As datas mais aceitas eram 6 de janeiro (que hoje é a Epifania), 25 de março e 25 de dezembro.

Parece que o recenseamento citado no Evangelho e decretado pelo imperador Otávio Augusto teria sido efetuado em março. O dia 25 de dezembro aparece, pela primeira vez, numa passagem, provavelmente espúria, de Teófilo de Antióquia (cerca de 180). Depois, num comentário de Hipólito, em 202.

O primeiro calendário que registra 25 de dezembro é o de Philocalus, em 354. Afirma que, no "Ano I depois de Cristo, o Senhor Jesus Cristo nasceu em 25 de dezembro, uma sexta-feira".

Hoje, porém, se sabe que o 25 de dezembro do ano I, da maneira como se estabeleceu a Era Cristã, caiu numa segunda.

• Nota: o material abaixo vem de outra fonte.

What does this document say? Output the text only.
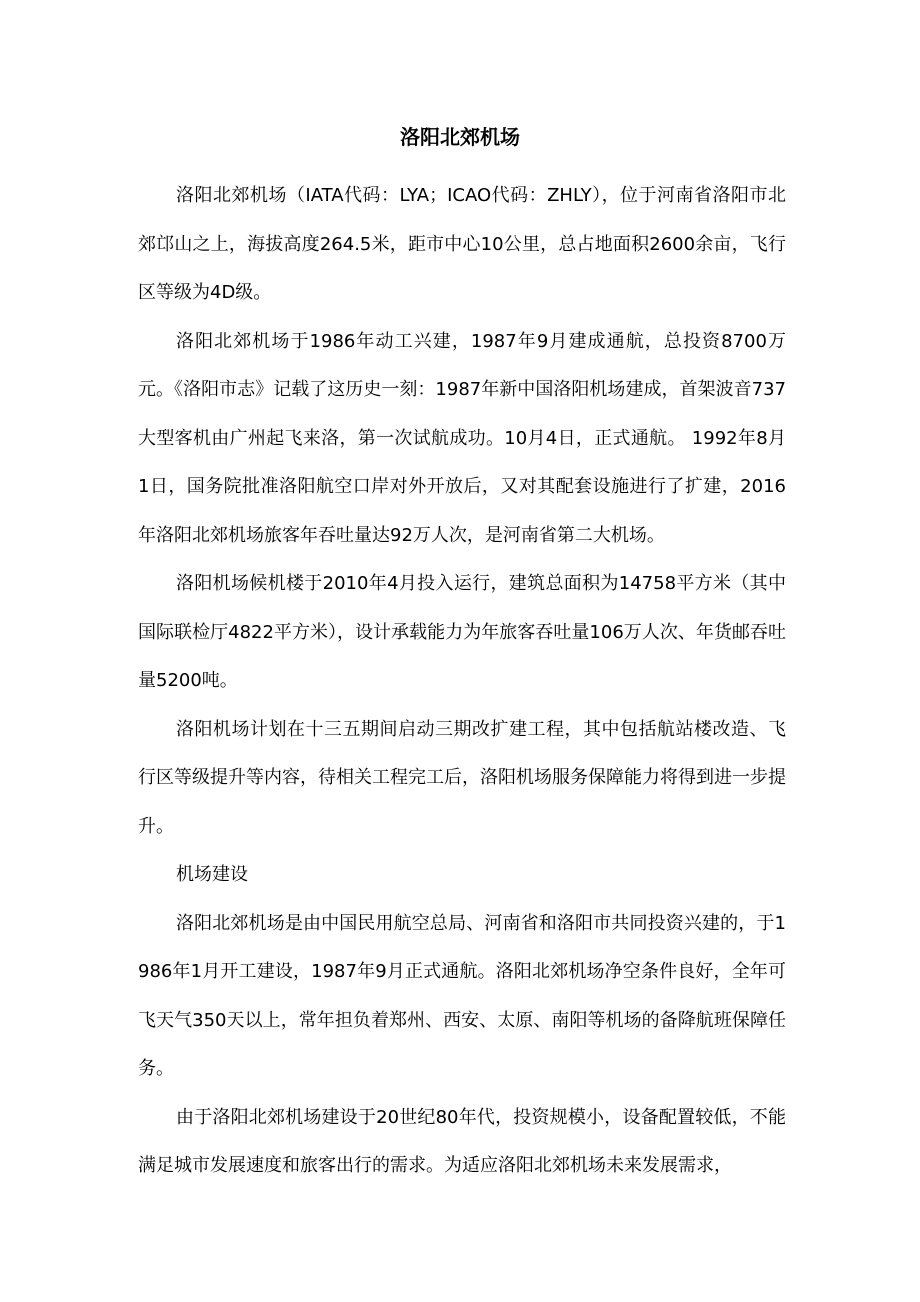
洛阳北郊机场

洛阳北郊机场（IATA代码：LYA；ICAO代码：ZHLY），位于河南省洛阳市北郊邙山之上，海拔高度264.5米，距市中心10公里，总占地面积2600余亩，飞行区等级为4D级。

洛阳北郊机场于1986年动工兴建，1987年9月建成通航，总投资8700万元。《洛阳市志》记载了这历史一刻：1987年新中国洛阳机场建成，首架波音737大型客机由广州起飞来洛，第一次试航成功。10月4日，正式通航。 1992年8月1日，国务院批准洛阳航空口岸对外开放后，又对其配套设施进行了扩建，2016年洛阳北郊机场旅客年吞吐量达92万人次，是河南省第二大机场。

洛阳机场候机楼于2010年4月投入运行，建筑总面积为14758平方米（其中国际联检厅4822平方米），设计承载能力为年旅客吞吐量106万人次、年货邮吞吐量5200吨。

洛阳机场计划在十三五期间启动三期改扩建工程，其中包括航站楼改造、飞行区等级提升等内容，待相关工程完工后，洛阳机场服务保障能力将得到进一步提升。

机场建设

洛阳北郊机场是由中国民用航空总局、河南省和洛阳市共同投资兴建的，于1986年1月开工建设，1987年9月正式通航。洛阳北郊机场净空条件良好，全年可飞天气350天以上，常年担负着郑州、西安、太原、南阳等机场的备降航班保障任务。

由于洛阳北郊机场建设于20世纪80年代，投资规模小，设备配置较低，不能满足城市发展速度和旅客出行的需求。为适应洛阳北郊机场未来发展需求，
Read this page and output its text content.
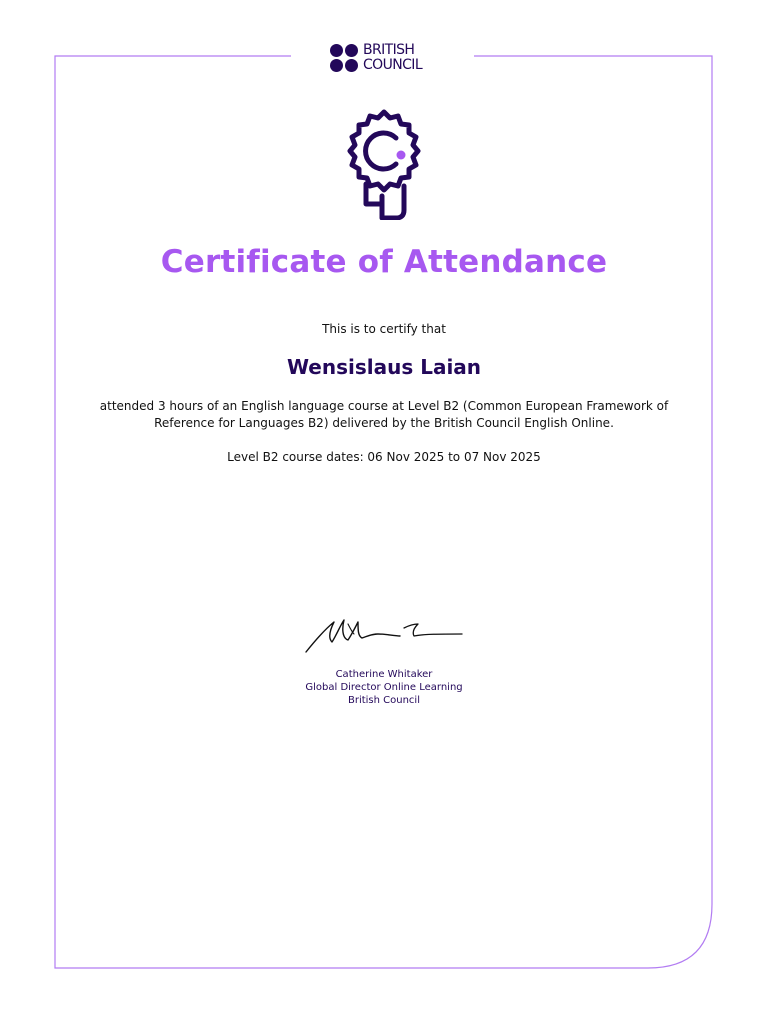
BRITISH
COUNCIL
Certificate of Attendance
This is to certify that
Wensislaus Laian
attended 3 hours of an English language course at Level B2 (Common European Framework of
Reference for Languages B2) delivered by the British Council English Online.
Level B2 course dates: 06 Nov 2025 to 07 Nov 2025
Catherine Whitaker
Global Director Online Learning
British Council
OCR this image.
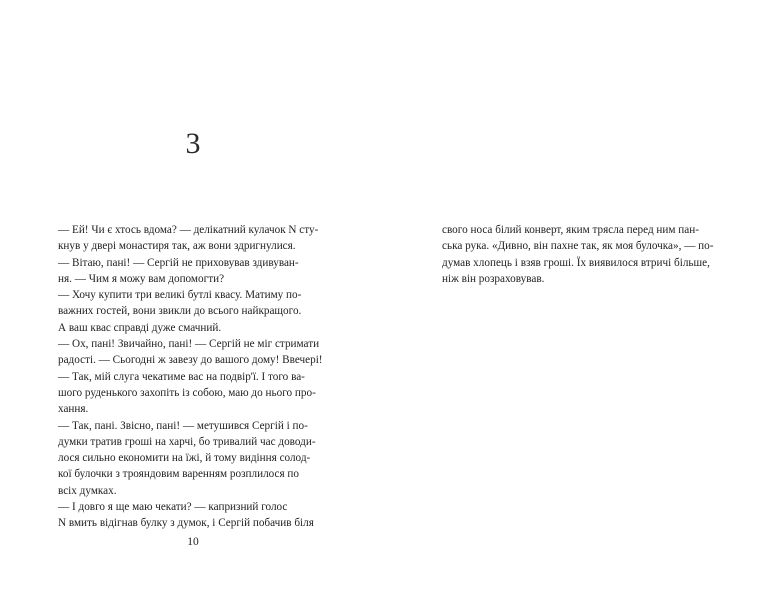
3

— Ей! Чи є хтось вдома? — делікатний кулачок N сту-

кнув у двері монастиря так, аж вони здригнулися.

— Вітаю, пані! — Сергій не приховував здивуван-

ня. — Чим я можу вам допомогти?

— Хочу купити три великі бутлі квасу. Матиму по-

важних гостей, вони звикли до всього найкращого.

А ваш квас справді дуже смачний.

— Ох, пані! Звичайно, пані! — Сергій не міг стримати

радості. — Сьогодні ж завезу до вашого дому! Ввечері!

— Так, мій слуга чекатиме вас на подвір'ї. І того ва-

шого руденького захопіть із собою, маю до нього про-

хання.

— Так, пані. Звісно, пані! — метушився Сергій і по-

думки тратив гроші на харчі, бо тривалий час доводи-

лося сильно економити на їжі, й тому видіння солод-

кої булочки з трояндовим варенням розплилося по

всіх думках.

— І довго я ще маю чекати? — капризний голос

N вмить відігнав булку з думок, і Сергій побачив біля

10

свого носа білий конверт, яким трясла перед ним пан-

ська рука. «Дивно, він пахне так, як моя булочка», — по-

думав хлопець і взяв гроші. Їх виявилося втричі більше,

ніж він розраховував.
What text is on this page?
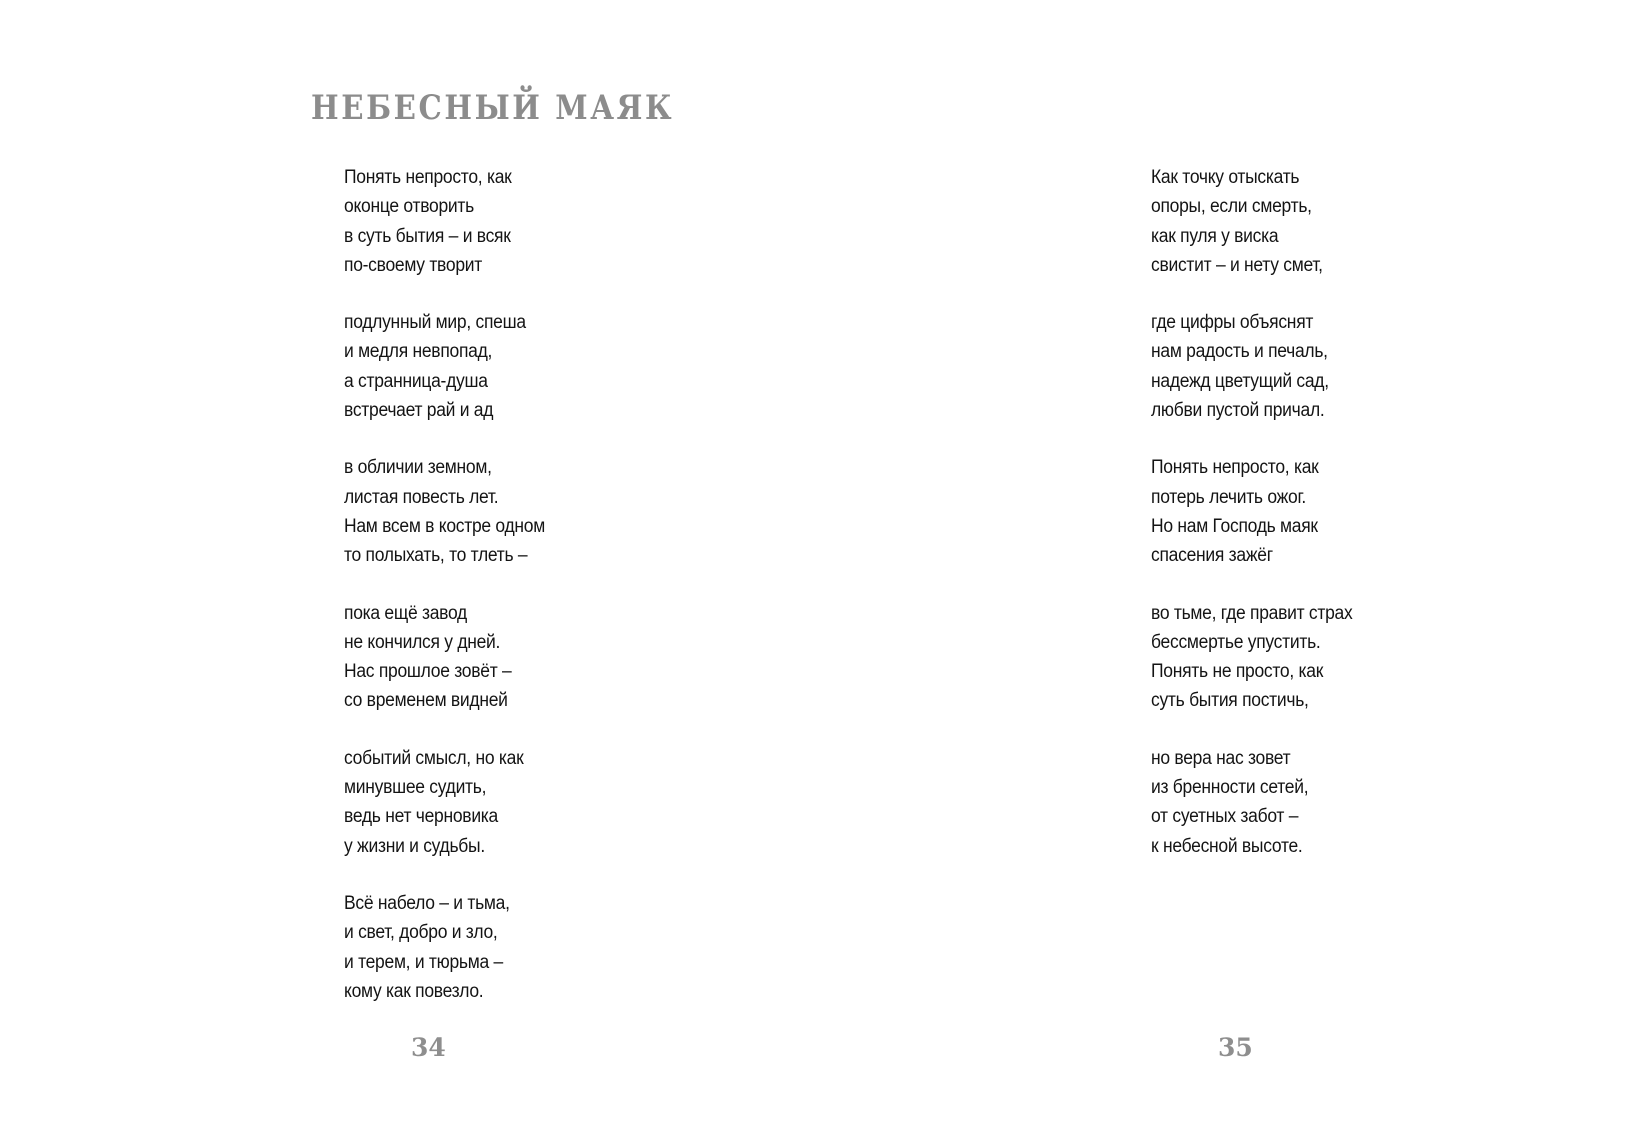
НЕБЕСНЫЙ МАЯК
Понять непросто, как
оконце отворить
в суть бытия – и всяк
по-своему творит
подлунный мир, спеша
и медля невпопад,
а странница-душа
встречает рай и ад
в обличии земном,
листая повесть лет.
Нам всем в костре одном
то полыхать, то тлеть –
пока ещё завод
не кончился у дней.
Нас прошлое зовёт –
со временем видней
событий смысл, но как
минувшее судить,
ведь нет черновика
у жизни и судьбы.
Всё набело – и тьма,
и свет, добро и зло,
и терем, и тюрьма –
кому как повезло.
34
Как точку отыскать
опоры, если смерть,
как пуля у виска
свистит – и нету смет,
где цифры объяснят
нам радость и печаль,
надежд цветущий сад,
любви пустой причал.
Понять непросто, как
потерь лечить ожог.
Но нам Господь маяк
спасения зажёг
во тьме, где правит страх
бессмертье упустить.
Понять не просто, как
суть бытия постичь,
но вера нас зовет
из бренности сетей,
от суетных забот –
к небесной высоте.
35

A data atual do Natal foi fixada definitivamente em 440, "a fim de cristianizar grandes festas pagãs realizadas nesse dia: a festa mitraica (religião persa, que rivalizava com o cristianismo, nos primeiros séculos), que celebrava o natalis invictis solis, (nascimento do vitorioso sol) e várias outras festividades decorrentes do solstício do inverno, como as saturnalia em Roma, e os cultos solares, entre os celtas e os germânicos" (citamos a Enciclopédia Barsa).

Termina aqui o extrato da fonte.